The crisis has grown from its roots, with street drugs like heroin and fentanyl – and increasingly stimulants like cocaine and meth – behind most overdose deaths. dose. But like I previously wrote in this newsletterRadical opioid pain relievers: Many people who now use heroin or fentanyl have started with pain relievers. And drug cartels began to get more aggressive in shipping heroin and fentanyl to the US as they saw a promising customer base with a growing number of pain relievers.

Instead of curbing addiction and overdose, US regulators have triggered the current crisis.

Some experts say the US is not ready to legalize and regulate drugs. It tends to be more anti-regulatory and pro-free-market solutions than other developed nations. It is one of only two countries that allows direct-to-consumer pharmaceutical advertising. The First Amendment protects some commercial speech, making it difficult to regulate drug marketing.

“Policy has to be culturally relevant,” says Caulkins. And “we are not good enough to have bureaucracies whose job it is to protect the people against industry.”

The story of the painkiller illustrates this. Aggressive marketing and messages from companies like Purdue Pharma have convinced not only doctors but also regulators of the drug’s safety and effectiveness. That allowed Purdue’s approval of OxyContin in 1995.

As we all know, those opioids are not as safe or effective as claimed.

Yet federal agencies repeatedly failed to act as painkiller deaths quadrupled, says drug policy historian Kathleen Frydl Debate:

  • After approving OxyContin with data errorThe Food and Drug Administration did not explicitly restrict its use until the 2010s.

  • The Drug Enforcement Administration set limits on the amount of opioids that could be produced, but it increased those limits for several years, until the mid-2010s. The quotas for oxycodone were nearly 13 times higher. at its peak in 2013 compared to 1998. Without the higher quota, “we wouldn’t have an opioid crisis,” Frydl told me.

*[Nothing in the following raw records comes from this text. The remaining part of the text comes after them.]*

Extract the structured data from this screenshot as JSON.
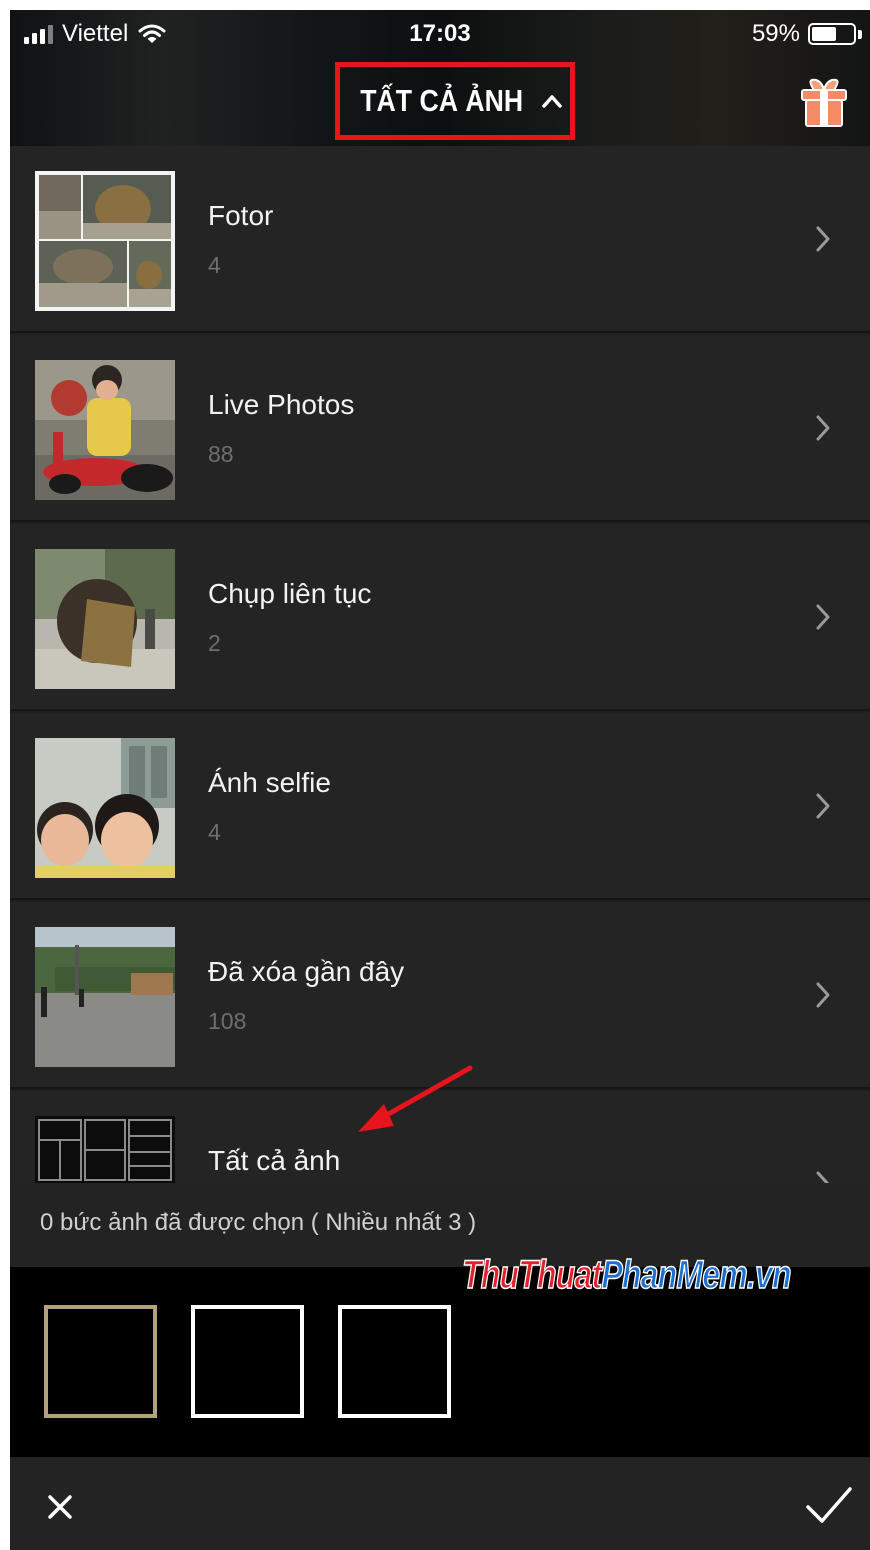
{
  "status_bar": {
    "carrier": "Viettel",
    "time": "17:03",
    "battery_percent": "59%",
    "battery_level": 0.59
  },
  "header": {
    "album_title": "TẤT CẢ ẢNH",
    "gift_icon": "gift-icon",
    "highlight_color": "#e8141c"
  },
  "albums": [
    {
      "name": "Fotor",
      "count": "4",
      "thumb": "stone-collage"
    },
    {
      "name": "Live Photos",
      "count": "88",
      "thumb": "child-toy"
    },
    {
      "name": "Chụp liên tục",
      "count": "2",
      "thumb": "stone-monument"
    },
    {
      "name": "Ánh selfie",
      "count": "4",
      "thumb": "children-selfie"
    },
    {
      "name": "Đã xóa gần đây",
      "count": "108",
      "thumb": "street-scene"
    },
    {
      "name": "Tất cả ảnh",
      "count": "",
      "thumb": "grid-pattern"
    }
  ],
  "selection": {
    "selected_text": "0 bức ảnh đã được chọn ( Nhiều nhất 3 )",
    "slot_count": 3,
    "active_slot_color": "#b3a27a"
  },
  "watermark": {
    "part1": "ThuThuat",
    "part2": "PhanMem.vn"
  },
  "toolbar": {
    "close_icon": "close-icon",
    "confirm_icon": "checkmark-icon"
  }
}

  • The Centers for Disease Control and Prevention did not release guidance calling for stricter opioid prescribing until 2016, more than two decades after OxyContin was approved.

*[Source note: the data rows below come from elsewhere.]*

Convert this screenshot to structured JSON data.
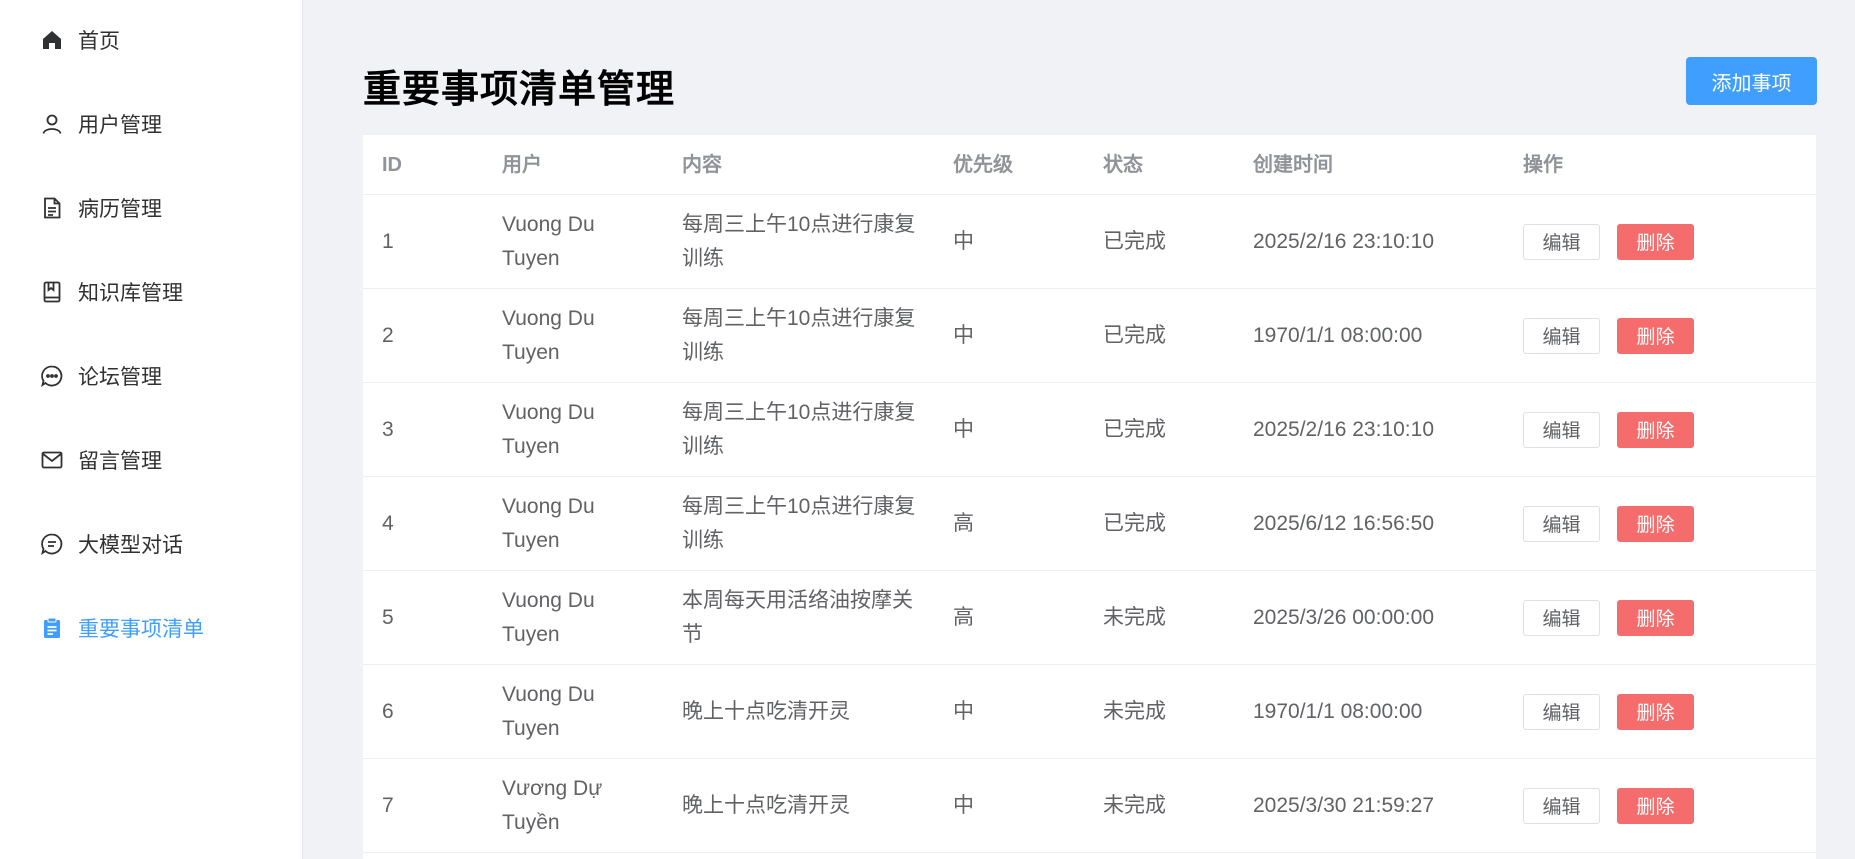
{
  "sidebar": {
    "items": [
      {
        "label": "首页",
        "icon": "home-icon",
        "active": false
      },
      {
        "label": "用户管理",
        "icon": "user-icon",
        "active": false
      },
      {
        "label": "病历管理",
        "icon": "document-icon",
        "active": false
      },
      {
        "label": "知识库管理",
        "icon": "book-icon",
        "active": false
      },
      {
        "label": "论坛管理",
        "icon": "chat-dots-icon",
        "active": false
      },
      {
        "label": "留言管理",
        "icon": "mail-icon",
        "active": false
      },
      {
        "label": "大模型对话",
        "icon": "chat-lines-icon",
        "active": false
      },
      {
        "label": "重要事项清单",
        "icon": "clipboard-icon",
        "active": true
      }
    ],
    "active_color": "#409eff"
  },
  "page": {
    "title": "重要事项清单管理",
    "add_button": "添加事项"
  },
  "table": {
    "headers": {
      "id": "ID",
      "user": "用户",
      "content": "内容",
      "priority": "优先级",
      "status": "状态",
      "created": "创建时间",
      "ops": "操作"
    },
    "rows": [
      {
        "id": "1",
        "user": [
          "Vuong Du",
          "Tuyen"
        ],
        "content": [
          "每周三上午10点进行康复",
          "训练"
        ],
        "priority": "中",
        "status": "已完成",
        "created": "2025/2/16 23:10:10",
        "edit": "编辑",
        "delete": "删除"
      },
      {
        "id": "2",
        "user": [
          "Vuong Du",
          "Tuyen"
        ],
        "content": [
          "每周三上午10点进行康复",
          "训练"
        ],
        "priority": "中",
        "status": "已完成",
        "created": "1970/1/1 08:00:00",
        "edit": "编辑",
        "delete": "删除"
      },
      {
        "id": "3",
        "user": [
          "Vuong Du",
          "Tuyen"
        ],
        "content": [
          "每周三上午10点进行康复",
          "训练"
        ],
        "priority": "中",
        "status": "已完成",
        "created": "2025/2/16 23:10:10",
        "edit": "编辑",
        "delete": "删除"
      },
      {
        "id": "4",
        "user": [
          "Vuong Du",
          "Tuyen"
        ],
        "content": [
          "每周三上午10点进行康复",
          "训练"
        ],
        "priority": "高",
        "status": "已完成",
        "created": "2025/6/12 16:56:50",
        "edit": "编辑",
        "delete": "删除"
      },
      {
        "id": "5",
        "user": [
          "Vuong Du",
          "Tuyen"
        ],
        "content": [
          "本周每天用活络油按摩关",
          "节"
        ],
        "priority": "高",
        "status": "未完成",
        "created": "2025/3/26 00:00:00",
        "edit": "编辑",
        "delete": "删除"
      },
      {
        "id": "6",
        "user": [
          "Vuong Du",
          "Tuyen"
        ],
        "content": [
          "晚上十点吃清开灵"
        ],
        "priority": "中",
        "status": "未完成",
        "created": "1970/1/1 08:00:00",
        "edit": "编辑",
        "delete": "删除"
      },
      {
        "id": "7",
        "user": [
          "Vương Dự",
          "Tuyền"
        ],
        "content": [
          "晚上十点吃清开灵"
        ],
        "priority": "中",
        "status": "未完成",
        "created": "2025/3/30 21:59:27",
        "edit": "编辑",
        "delete": "删除"
      }
    ]
  },
  "colors": {
    "primary": "#409eff",
    "danger": "#f56c6c",
    "background": "#f0f2f5"
  }
}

A spokeswoman said the FDA is taking “a holistic, science-based approach” to curb abuse of pain medication and expand addiction services. An official said the DEA is changing the quota-setting process with advances in data and information technology. The CDC did not respond to a request for comment.

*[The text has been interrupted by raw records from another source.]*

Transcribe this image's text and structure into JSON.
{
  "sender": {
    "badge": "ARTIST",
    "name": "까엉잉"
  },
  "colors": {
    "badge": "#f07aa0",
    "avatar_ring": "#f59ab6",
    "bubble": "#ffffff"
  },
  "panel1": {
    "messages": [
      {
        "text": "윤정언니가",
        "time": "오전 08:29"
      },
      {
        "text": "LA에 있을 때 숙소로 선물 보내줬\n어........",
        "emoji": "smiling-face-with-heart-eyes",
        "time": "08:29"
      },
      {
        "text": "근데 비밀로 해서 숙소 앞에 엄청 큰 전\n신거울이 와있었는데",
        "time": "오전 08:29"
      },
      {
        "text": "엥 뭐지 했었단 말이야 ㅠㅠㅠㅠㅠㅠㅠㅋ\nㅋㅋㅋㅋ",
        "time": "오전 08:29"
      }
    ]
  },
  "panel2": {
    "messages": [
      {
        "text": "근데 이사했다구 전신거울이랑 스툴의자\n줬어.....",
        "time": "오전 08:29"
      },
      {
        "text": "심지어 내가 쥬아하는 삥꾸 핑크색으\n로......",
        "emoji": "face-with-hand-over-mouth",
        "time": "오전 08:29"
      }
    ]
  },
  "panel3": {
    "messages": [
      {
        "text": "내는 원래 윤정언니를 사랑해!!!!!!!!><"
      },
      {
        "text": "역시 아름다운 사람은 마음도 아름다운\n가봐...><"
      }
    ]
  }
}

But federal regulators have done too little, Frydl said: “None of these agencies were required to do any kind of due diligence and accountability process so that we could. confident in their decision-making going forward.”

Experts widely agree that the US government has failed to properly regulate opioids. But that doesn’t justify banning and criminalizing drugs, argues Kassandra Frederique, executive director of the Drug Policy Coalition, an advocacy group. “It was a false binary,” she told me.

Many choices exist between legalizing commercialization and banning criminalization, experts say. Portugal decriminalized personally owned all drugs in 2001, but did not manufacture or distribute. Canada bans drugs, but allows facilities where trained personnel monitor drug users and may even supply substances for use.

Different drugs may also warrant different approaches. Cannabis is much safer than cocaine and heroin, and the law probably reflects that.

And while the opioid crisis presents the dangers of legalization, it also carries the dangers of prohibition. People who die from a fentanyl overdose often believe they are consuming heroin, cocaine, or some other drug, without knowing it is actually fentanyl or contaminated with fentanyl. It’s an issue of unregulated supply.

No drug policy is perfect, and it all involves trade-offs. Stanford drug policy expert Keith Humphreys told me: “We have freedom, joy, health, crime, and public safety. “You can push one and two of them — maybe even three with different drugs — but you can’t get rid of them all. You have to pay a passerby somewhere.”


Sunday Question: Should Finland and Sweden join NATO?

Both are strong democracies that will strengthen the army of the allianceForeign Policy of Elisabeth Braw arguments. Sara Bjerg Moller be aware of the risksincluding that NATO would have to defend Finland’s 800-mile border with Russia if Moscow responded aggressively.